Hi…where can I optain Forms for IRA Trusts – Conduit and Accumulation and ancillary documents? I have the Phil Kavesh forms but I am looking for other forms…Thanks, John A. D’onofrio – Attorney at Law



The conduit trust rarely if ever makes any sense. It forces assets out of the trust (where they are protected against the beneficiary’s potential creditor, including spouses, and are not included in the beneficiary’s estate for estate tax purposes). Once paid out, the assets become subject to the beneficiary’s potential creditors (including spouses), and will be included in the beneficiary’s estate. If the beneficiary lives to life expectancy, which will happen one-half of the time, nothing will remain protected. If you’re going to do that, in most cases you might as well leave the IRA outright in the first place.

To do a discretionary (accumulation) trust, you have to make sure that none of the IRA benefits payable to the trust can ever go to anyone older than the desired measuring life. See PLR 200228025 for the traps, and PLR 200235038 for how to avoid them. After you look at these rulings, you shouldn’t have any trouble doing the drafting.

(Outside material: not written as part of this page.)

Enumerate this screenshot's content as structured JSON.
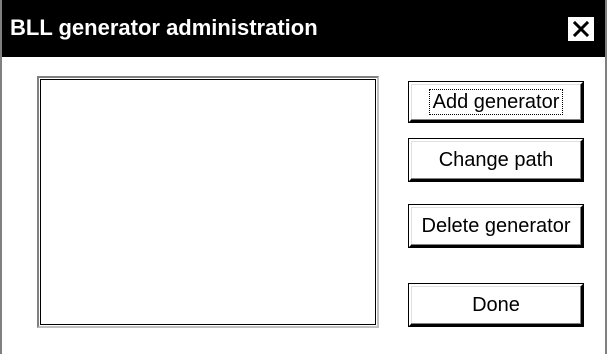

There aren’t any ancillary documents.

Bruce Steiner, attorney
NYC
also admitted in NJ and FL

Hi Bruce…thanks…it is amazing how every seminar or article seems to contradict the former…I will take your advice; you seem well versed in this area…thanks again…John

Does anyone have experience using the “IRA Inheritance Trust” based on PLR 200537044 and applied for by Phil Kavesh? As I understand it the trust sets up sub trusts with a “trust protector” who can “toggle” between an accumulation trust and a conduit trust depending on the need of the beneficiary. This would be perfect for a stretch IRA. In my experience, the kids bust an IRA all the time.
Has this type of trust ever been tested in tax court?

Thanks,

Bill

Steve Trytten who is an attorney/CPA in Pasadena thinks conduit trusts are great. He’s done reams of calculations to support this.

We can’t always agree with Bruce no matter how much we love him.

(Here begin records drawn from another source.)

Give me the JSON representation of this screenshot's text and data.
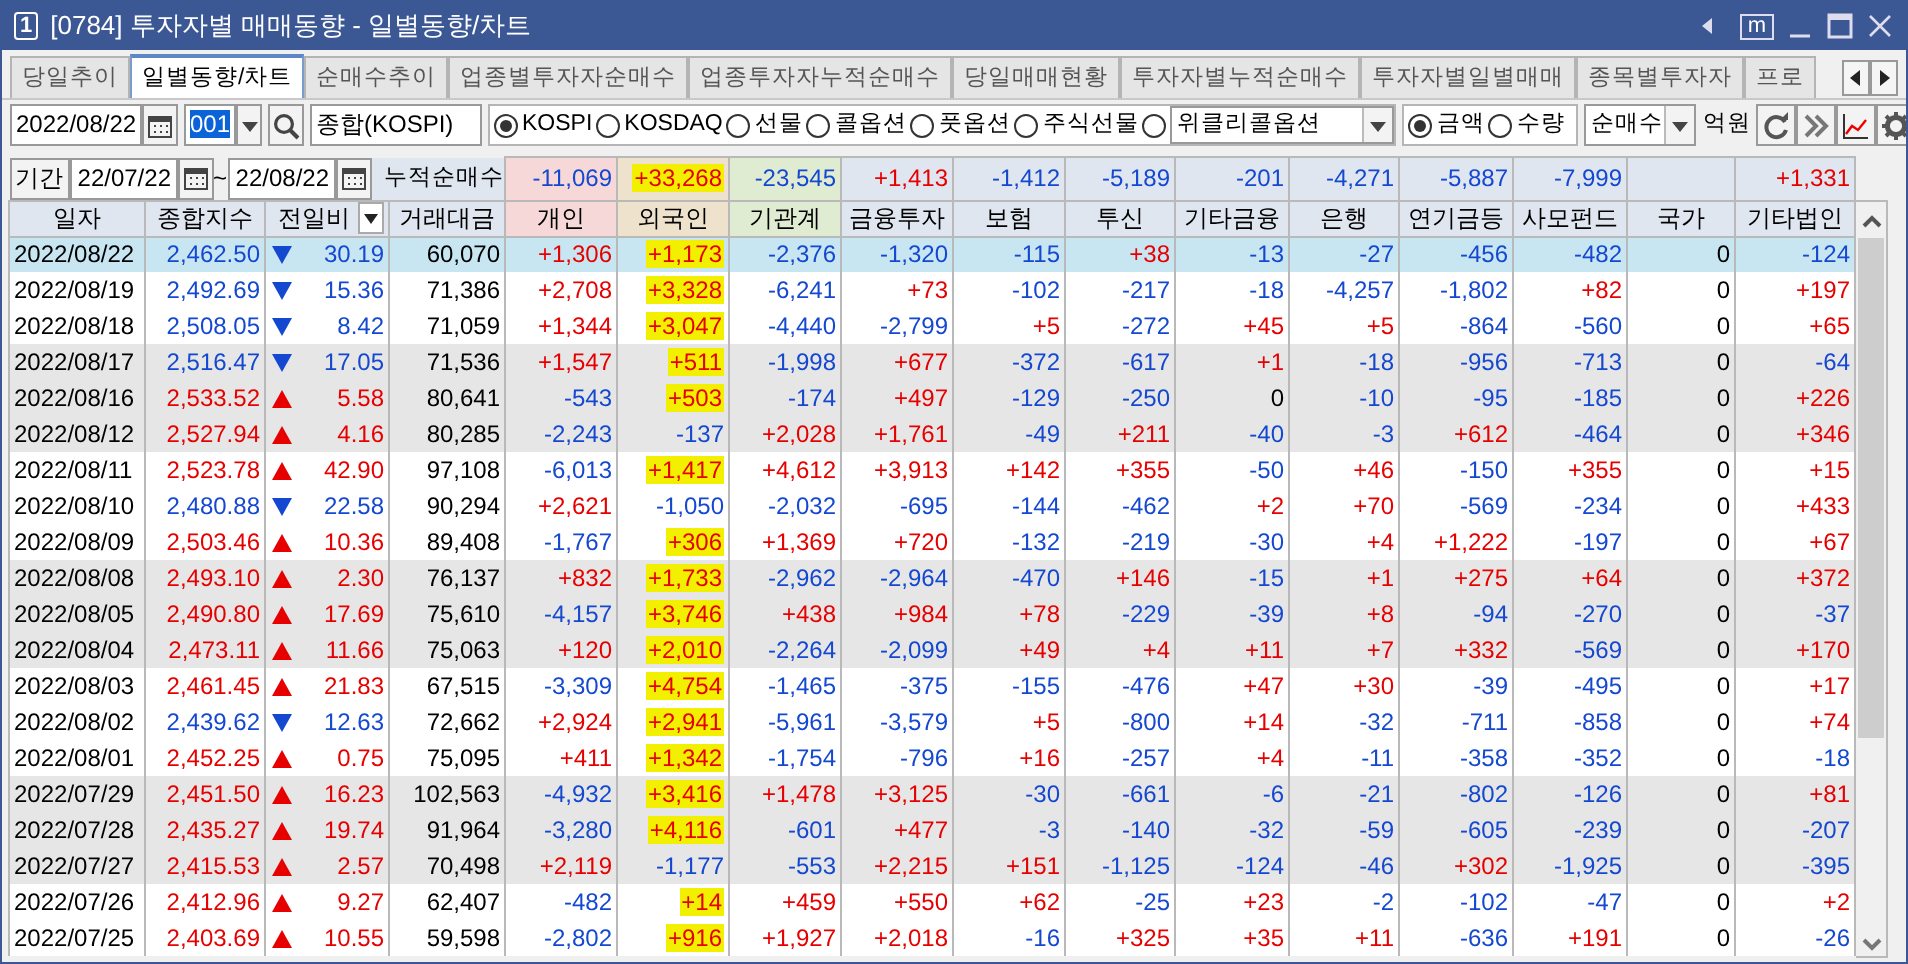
{
  "window": {
    "number": "1",
    "title": "[0784] 투자자별 매매동향 - 일별동향/차트",
    "pin_label": "m"
  },
  "tabs": [
    {
      "label": "당일추이",
      "selected": false
    },
    {
      "label": "일별동향/차트",
      "selected": true
    },
    {
      "label": "순매수추이",
      "selected": false
    },
    {
      "label": "업종별투자자순매수",
      "selected": false
    },
    {
      "label": "업종투자자누적순매수",
      "selected": false
    },
    {
      "label": "당일매매현황",
      "selected": false
    },
    {
      "label": "투자자별누적순매수",
      "selected": false
    },
    {
      "label": "투자자별일별매매",
      "selected": false
    },
    {
      "label": "종목별투자자",
      "selected": false
    },
    {
      "label": "프로",
      "selected": false
    }
  ],
  "toolbar": {
    "date": "2022/08/22",
    "code": "001",
    "market_name": "종합(KOSPI)",
    "market_options": [
      {
        "kind": "plain",
        "label": "KOSPI",
        "selected": true
      },
      {
        "kind": "plain",
        "label": "KOSDAQ",
        "selected": false
      },
      {
        "kind": "plain",
        "label": "선물",
        "selected": false
      },
      {
        "kind": "plain",
        "label": "콜옵션",
        "selected": false
      },
      {
        "kind": "plain",
        "label": "풋옵션",
        "selected": false
      },
      {
        "kind": "plain",
        "label": "주식선물",
        "selected": false
      },
      {
        "kind": "combo",
        "label": "위클리콜옵션",
        "selected": false
      }
    ],
    "unit_options": [
      {
        "label": "금액",
        "selected": true
      },
      {
        "label": "수량",
        "selected": false
      }
    ],
    "view_select": "순매수",
    "unit_label": "억원"
  },
  "period": {
    "button": "기간",
    "start": "22/07/22",
    "separator": "~",
    "end": "22/08/22",
    "total_label": "누적순매수",
    "totals": [
      {
        "value": "-11,069",
        "marked": false
      },
      {
        "value": "+33,268",
        "marked": true
      },
      {
        "value": "-23,545",
        "marked": false
      },
      {
        "value": "+1,413",
        "marked": false
      },
      {
        "value": "-1,412",
        "marked": false
      },
      {
        "value": "-5,189",
        "marked": false
      },
      {
        "value": "-201",
        "marked": false
      },
      {
        "value": "-4,271",
        "marked": false
      },
      {
        "value": "-5,887",
        "marked": false
      },
      {
        "value": "-7,999",
        "marked": false
      },
      {
        "marked": false
      },
      {
        "value": "+1,331",
        "marked": false
      }
    ]
  },
  "columns": [
    "일자",
    "종합지수",
    "전일비",
    "거래대금",
    "개인",
    "외국인",
    "기관계",
    "금융투자",
    "보험",
    "투신",
    "기타금융",
    "은행",
    "연기금등",
    "사모펀드",
    "국가",
    "기타법인"
  ],
  "rows": [
    {
      "date": "2022/08/22",
      "index": "2,462.50",
      "up": false,
      "change": "30.19",
      "amount": "60,070",
      "values": [
        "+1,306",
        "+1,173",
        "-2,376",
        "-1,320",
        "-115",
        "+38",
        "-13",
        "-27",
        "-456",
        "-482",
        "0",
        "-124"
      ],
      "marked": true,
      "selected": true
    },
    {
      "date": "2022/08/19",
      "index": "2,492.69",
      "up": false,
      "change": "15.36",
      "amount": "71,386",
      "values": [
        "+2,708",
        "+3,328",
        "-6,241",
        "+73",
        "-102",
        "-217",
        "-18",
        "-4,257",
        "-1,802",
        "+82",
        "0",
        "+197"
      ],
      "marked": true,
      "selected": false
    },
    {
      "date": "2022/08/18",
      "index": "2,508.05",
      "up": false,
      "change": "8.42",
      "amount": "71,059",
      "values": [
        "+1,344",
        "+3,047",
        "-4,440",
        "-2,799",
        "+5",
        "-272",
        "+45",
        "+5",
        "-864",
        "-560",
        "0",
        "+65"
      ],
      "marked": true,
      "selected": false
    },
    {
      "date": "2022/08/17",
      "index": "2,516.47",
      "up": false,
      "change": "17.05",
      "amount": "71,536",
      "values": [
        "+1,547",
        "+511",
        "-1,998",
        "+677",
        "-372",
        "-617",
        "+1",
        "-18",
        "-956",
        "-713",
        "0",
        "-64"
      ],
      "marked": true,
      "selected": false
    },
    {
      "date": "2022/08/16",
      "index": "2,533.52",
      "up": true,
      "change": "5.58",
      "amount": "80,641",
      "values": [
        "-543",
        "+503",
        "-174",
        "+497",
        "-129",
        "-250",
        "0",
        "-10",
        "-95",
        "-185",
        "0",
        "+226"
      ],
      "marked": true,
      "selected": false
    },
    {
      "date": "2022/08/12",
      "index": "2,527.94",
      "up": true,
      "change": "4.16",
      "amount": "80,285",
      "values": [
        "-2,243",
        "-137",
        "+2,028",
        "+1,761",
        "-49",
        "+211",
        "-40",
        "-3",
        "+612",
        "-464",
        "0",
        "+346"
      ],
      "marked": false,
      "selected": false
    },
    {
      "date": "2022/08/11",
      "index": "2,523.78",
      "up": true,
      "change": "42.90",
      "amount": "97,108",
      "values": [
        "-6,013",
        "+1,417",
        "+4,612",
        "+3,913",
        "+142",
        "+355",
        "-50",
        "+46",
        "-150",
        "+355",
        "0",
        "+15"
      ],
      "marked": true,
      "selected": false
    },
    {
      "date": "2022/08/10",
      "index": "2,480.88",
      "up": false,
      "change": "22.58",
      "amount": "90,294",
      "values": [
        "+2,621",
        "-1,050",
        "-2,032",
        "-695",
        "-144",
        "-462",
        "+2",
        "+70",
        "-569",
        "-234",
        "0",
        "+433"
      ],
      "marked": false,
      "selected": false
    },
    {
      "date": "2022/08/09",
      "index": "2,503.46",
      "up": true,
      "change": "10.36",
      "amount": "89,408",
      "values": [
        "-1,767",
        "+306",
        "+1,369",
        "+720",
        "-132",
        "-219",
        "-30",
        "+4",
        "+1,222",
        "-197",
        "0",
        "+67"
      ],
      "marked": true,
      "selected": false
    },
    {
      "date": "2022/08/08",
      "index": "2,493.10",
      "up": true,
      "change": "2.30",
      "amount": "76,137",
      "values": [
        "+832",
        "+1,733",
        "-2,962",
        "-2,964",
        "-470",
        "+146",
        "-15",
        "+1",
        "+275",
        "+64",
        "0",
        "+372"
      ],
      "marked": true,
      "selected": false
    },
    {
      "date": "2022/08/05",
      "index": "2,490.80",
      "up": true,
      "change": "17.69",
      "amount": "75,610",
      "values": [
        "-4,157",
        "+3,746",
        "+438",
        "+984",
        "+78",
        "-229",
        "-39",
        "+8",
        "-94",
        "-270",
        "0",
        "-37"
      ],
      "marked": true,
      "selected": false
    },
    {
      "date": "2022/08/04",
      "index": "2,473.11",
      "up": true,
      "change": "11.66",
      "amount": "75,063",
      "values": [
        "+120",
        "+2,010",
        "-2,264",
        "-2,099",
        "+49",
        "+4",
        "+11",
        "+7",
        "+332",
        "-569",
        "0",
        "+170"
      ],
      "marked": true,
      "selected": false
    },
    {
      "date": "2022/08/03",
      "index": "2,461.45",
      "up": true,
      "change": "21.83",
      "amount": "67,515",
      "values": [
        "-3,309",
        "+4,754",
        "-1,465",
        "-375",
        "-155",
        "-476",
        "+47",
        "+30",
        "-39",
        "-495",
        "0",
        "+17"
      ],
      "marked": true,
      "selected": false
    },
    {
      "date": "2022/08/02",
      "index": "2,439.62",
      "up": false,
      "change": "12.63",
      "amount": "72,662",
      "values": [
        "+2,924",
        "+2,941",
        "-5,961",
        "-3,579",
        "+5",
        "-800",
        "+14",
        "-32",
        "-711",
        "-858",
        "0",
        "+74"
      ],
      "marked": true,
      "selected": false
    },
    {
      "date": "2022/08/01",
      "index": "2,452.25",
      "up": true,
      "change": "0.75",
      "amount": "75,095",
      "values": [
        "+411",
        "+1,342",
        "-1,754",
        "-796",
        "+16",
        "-257",
        "+4",
        "-11",
        "-358",
        "-352",
        "0",
        "-18"
      ],
      "marked": true,
      "selected": false
    },
    {
      "date": "2022/07/29",
      "index": "2,451.50",
      "up": true,
      "change": "16.23",
      "amount": "102,563",
      "values": [
        "-4,932",
        "+3,416",
        "+1,478",
        "+3,125",
        "-30",
        "-661",
        "-6",
        "-21",
        "-802",
        "-126",
        "0",
        "+81"
      ],
      "marked": true,
      "selected": false
    },
    {
      "date": "2022/07/28",
      "index": "2,435.27",
      "up": true,
      "change": "19.74",
      "amount": "91,964",
      "values": [
        "-3,280",
        "+4,116",
        "-601",
        "+477",
        "-3",
        "-140",
        "-32",
        "-59",
        "-605",
        "-239",
        "0",
        "-207"
      ],
      "marked": true,
      "selected": false
    },
    {
      "date": "2022/07/27",
      "index": "2,415.53",
      "up": true,
      "change": "2.57",
      "amount": "70,498",
      "values": [
        "+2,119",
        "-1,177",
        "-553",
        "+2,215",
        "+151",
        "-1,125",
        "-124",
        "-46",
        "+302",
        "-1,925",
        "0",
        "-395"
      ],
      "marked": false,
      "selected": false
    },
    {
      "date": "2022/07/26",
      "index": "2,412.96",
      "up": true,
      "change": "9.27",
      "amount": "62,407",
      "values": [
        "-482",
        "+14",
        "+459",
        "+550",
        "+62",
        "-25",
        "+23",
        "-2",
        "-102",
        "-47",
        "0",
        "+2"
      ],
      "marked": true,
      "selected": false
    },
    {
      "date": "2022/07/25",
      "index": "2,403.69",
      "up": true,
      "change": "10.55",
      "amount": "59,598",
      "values": [
        "-2,802",
        "+916",
        "+1,927",
        "+2,018",
        "-16",
        "+325",
        "+35",
        "+11",
        "-636",
        "+191",
        "0",
        "-26"
      ],
      "marked": true,
      "selected": false
    }
  ]
}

Mary Kay: thanks for the kind words. Steve Trytten is very knowledgeable. But I still don’t see how a conduit trust makes sense except perhaps in very unusual circumstances. As noted previously, if the beneficiary lives to life expectancy (which will happen 50% of the time), nothing will be left in the trust — all of the IRA benefits will have been distributed to the beneficiary and will be included in the beneficiary’s estate and will be subject to the beneficiary’s potential creditors (including spouses). Why not give the trustees discretion as to how much to take from the IRA (as long as it’s at least the amounts required), and discretion as to whether to distribute some, all or none of the income and principal of the trust to the beneficiary(ies) of the trust?

PLR 200537044 was confusing because it described the transaction as a disclaimer, and because there was a protector who had the power to switch from a conduit trust to a discretionary trust. The action could have been better described as a decanting, and it could have been done by the trustees, without the need for a protector. But since I still think it’s unlikely that a conduit trust will make sense other than in unusual circumstances, I think it makes more sense to create the trust as a discretionary trust in the first instance.

Bruce Steiner, attorney
NYC
also admitted in NJ and FL

I don’t see how you can maxamize the “stretch” using a discretionary (or accumulation) trust. The issue is the in naming the contingent beneficiary. It seems to me that the youngest life’s (say a grandchild’s) separate trust would need to have a contingent beneficiary and that person will be older that the primary beneficiary and the older life expectancy will be used.

Am I missing something in this analysis?

Thanks,

Bill

When someone is using a trust as an IRA beneficiary and they want to be sure that they get the maximum stretch, they need to provide that no beneficiary older than the income beneficiary will ever receive the benefits. I’ve seen trust agreements with language to do this but Bruce could give more information.

“need to provide that no beneficiary older than the income beneficiary will ever receive the benefits”

Right, my point is that the youngest child or grandchild (if any) has no one younger to name as a contingent beneficiary and in an accumulation trust, there will be accumulation of money that has to go somewhere when that youngest beneficiary dies. Who does it go to and still keep the stretch valid?